Bitcoin hashrate: What is it, why is it important, where is it expected to head in 2022?

Crypto hashrate, the computing power of Bitcoin’s network, has dropped sharply in recent days following a deadly uprising in Kazakhstan that saw an internet shutdown impacting the country’s fast-growing crypto industry. After China clamped down on crypto mining, Kazakh became the second-largest Bitcoin mining country after the United States, per a Cambridge Centre for Alternative Finance report. 

According to a Reuters report, Kazakhstan accounts for 18 percent of the world’s hashrate. And after the internet shutdown, the hashrate has seen a 14 percent drop in the major crypto mining pools—a group of minders that team to create bitcoin. 

However, it is not new. The hashrate has seen a lot of volatility in 2021.  

There was a substantial impact on the ‘hashrate’ or global computer power of the bitcoin network due to China’s ban on mining activity—the biggest mining center in the world until then. The ban led to an over 50 percent drop in hashrates in July 2021 to about 85 exa hash per second (EH/s) on a seven-day average.

Since then, however, hashrates have recovered. In December, the rate touched a new record high of 182 EH/s as mining operations shifted to North America (Canada and America) and Kazakhstan. All signs point to the hashrate will only increase from here. 

But why is hashrate so important, and how will it impact the bitcoin economy? Here are answers to some frequently asked questions.  

What is hashrate? 

Hashrate is the measure of computational power used to verify transactions and add blocks in a Proof-of-work (PoW) blockchain. The two biggest blockchains networks globally, Ethereum and bitcoin, are PoW blockchains that utilize mining to mint new coins and verify transactions.

Hashrate can represent the number of individuals or entities in the world participating in the process of mining. Therefore, the more people mining bitcoin, the higher is the hashrate.

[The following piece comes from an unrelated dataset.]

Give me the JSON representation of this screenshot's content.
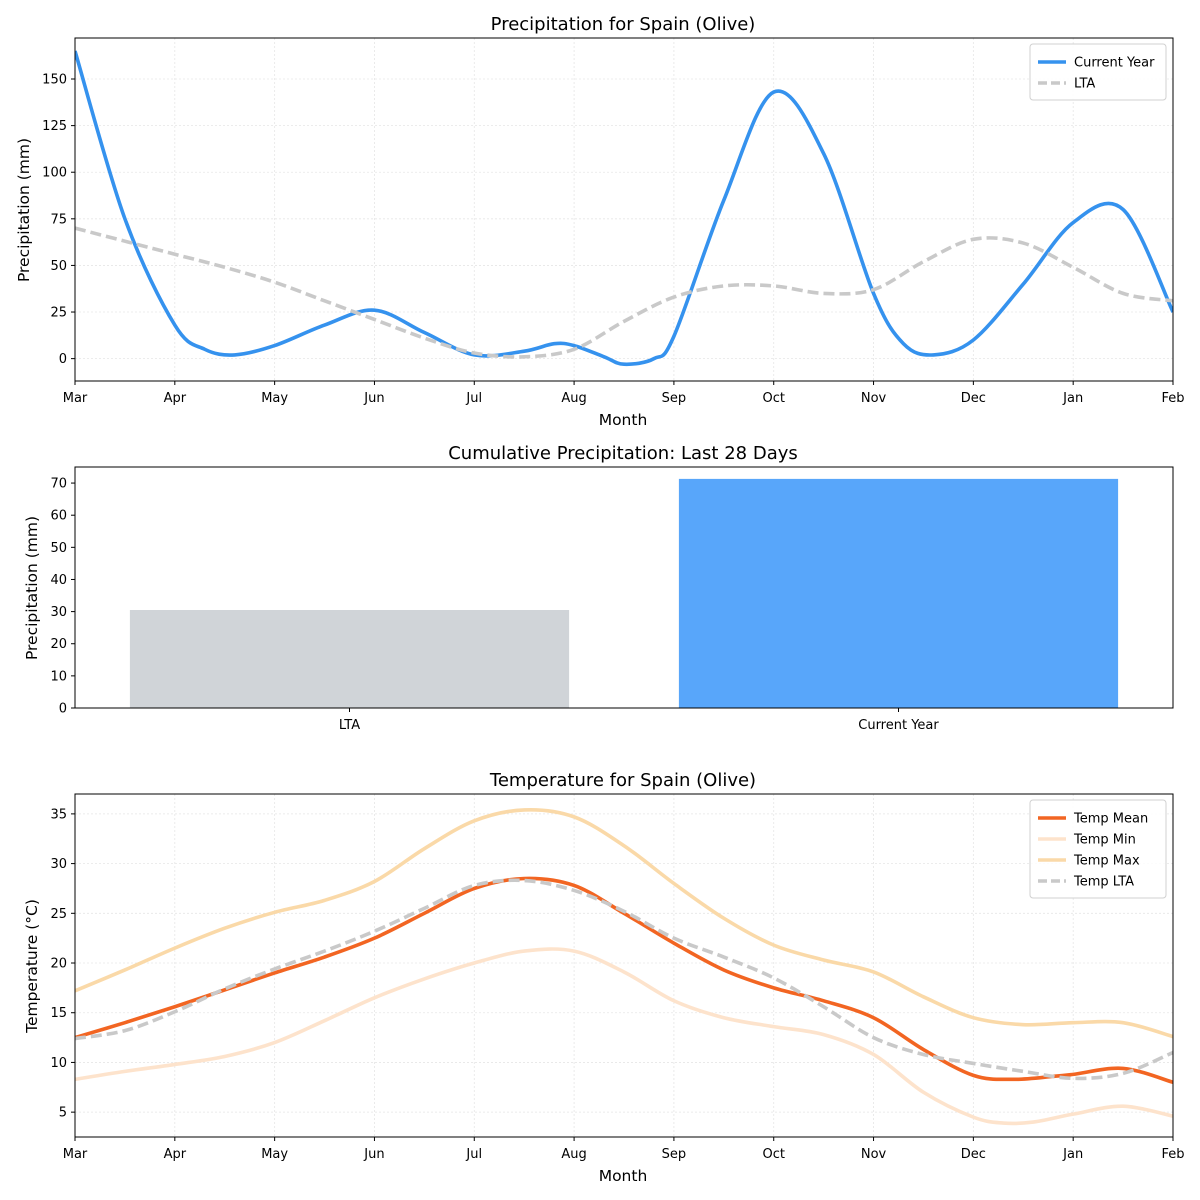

Why is hashrate important in mining?

The mining process, which involves miners solving complex computational puzzles to add blocks in the blockchain, leads to a more secure network. In addition, miners have an incentive to mine; they are rewarded a predetermined number of free coins each time a new block is mined. This system of reward for the miners ensures that there will always be new coins added to the economy of bitcoin while keeping the integrity of the blockchain network.

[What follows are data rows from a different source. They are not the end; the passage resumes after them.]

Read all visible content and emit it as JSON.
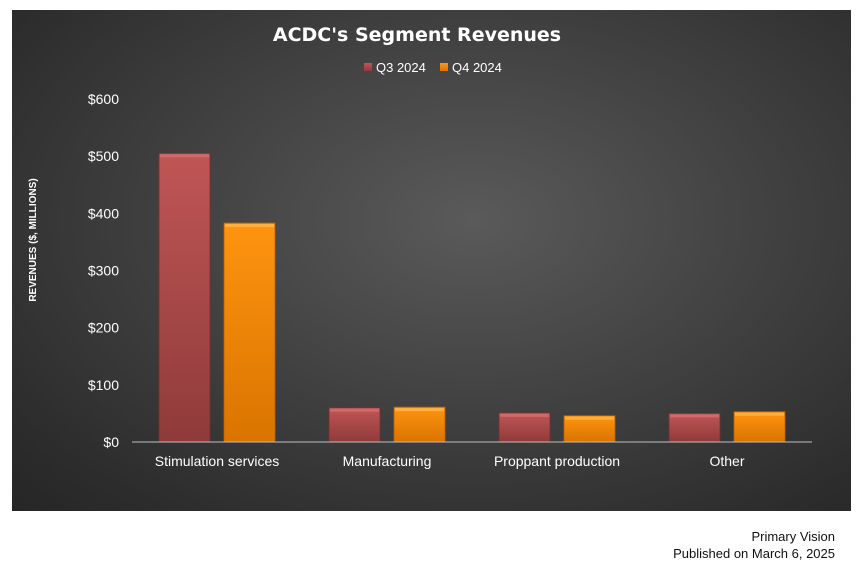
{
  "chart_data": {
    "type": "bar",
    "title": "ACDC's Segment Revenues",
    "ylabel": "REVENUES ($, MILLIONS)",
    "xlabel": "",
    "categories": [
      "Stimulation services",
      "Manufacturing",
      "Proppant production",
      "Other"
    ],
    "series": [
      {
        "name": "Q3 2024",
        "values": [
          505,
          60,
          51,
          50
        ],
        "color": "#b34a4a"
      },
      {
        "name": "Q4 2024",
        "values": [
          383,
          61,
          46,
          53
        ],
        "color": "#ff8c00"
      }
    ],
    "ylim": [
      0,
      600
    ],
    "yticks": [
      {
        "value": 0,
        "label": "$0"
      },
      {
        "value": 100,
        "label": "$100"
      },
      {
        "value": 200,
        "label": "$200"
      },
      {
        "value": 300,
        "label": "$300"
      },
      {
        "value": 400,
        "label": "$400"
      },
      {
        "value": 500,
        "label": "$500"
      },
      {
        "value": 600,
        "label": "$600"
      }
    ],
    "grid": false,
    "legend": "top-center"
  },
  "footer": {
    "source": "Primary Vision",
    "published": "Published on March 6, 2025"
  }
}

The relation between the hashrate and bitcoin’s price is directly proportional too. As more people buy and sell bitcoins in the network, there needs to be more asset liquidity (bitcoin). Mining introduces more coins, and the activity increases when more people buy and sell bitcoin.

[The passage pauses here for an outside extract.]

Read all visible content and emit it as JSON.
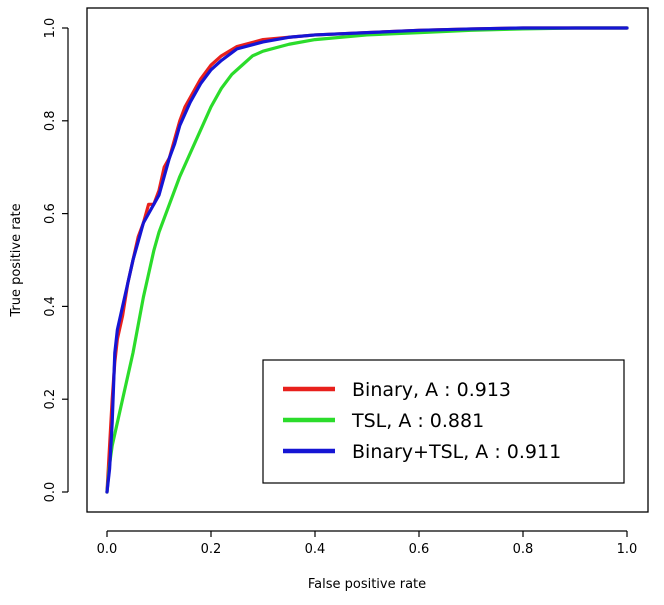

People usually tend to buy/sell assets when the price of an asset increases, so a high bitcoin price tends to result in higher hashrates.

For miners, a high bitcoin price means higher rewards from transaction fees on the network. So, when the bitcoin prices increase, it usually invites more miners on the network.

What will be key bitcoin mining and hashrate trends in 2022? 

Bitcoin mining can be an activity with diminishing returns. As the hashrate increases in the bitcoin network, the computational power necessary to mine new blocks increases for miners, resulting in shrinking profit margins. This could be especially crushing to new entrants in the mining sector, as they will require extensive mining hardware to compete with the established mining companies.

The initial investment for the computational hardware, GPUs (graphics processing units), can be substantial as they can be costly these days. Therefore, this will be a barrier to entry for many potential miners worldwide.

Experts predict that as the margins squeeze, it will lead to more prominent entities’ consolidation of smaller mining operations.

Speaking to Yahoo Finance, Fred Thiel, CEO of Marathon Digital, one of the largest publicly traded bitcoin miners, predicted, “I think there’s going to come a time, in the not-too-distant future, where there are companies that have raised money, have machines on order and have not deployed them yet that are in a cash crunch.”

While experts expected China’s ban on bitcoin mining to hit the global hashrate substantially, and it did too for a while, the gap left behind by China opened up opportunities for other countries to enter the mining space.

Last year, bitcoin mining started to boom in the US, with mining companies there seeing an influx of cash from venture capital investments.

Now bitcoin hashrate is in a good position again with a current hashrate of 181 EH/S, with experts believing that it will double by the end of 2022.

The sentiment towards bitcoin mining is changing. Initially seen as an isolated hobby, it is now becoming a professionalised and institutional industry. Currently, multiple mining companies are publicly traded with support from swaths of investors backing them.

Charlie Schumacher, director of corporate communications at Nasdaq-listed bitcoin mining company Marathon Digital Holdings MARA, in an interview with MarketWatch’s newsletter Distributed Ledger said, “If you look back at what bitcoin mining looked like a year ago, there were only a handful of companies that were publicly traded involved in the space, and if you look at everyone’s market cap at that time, they’re far below what they are today.”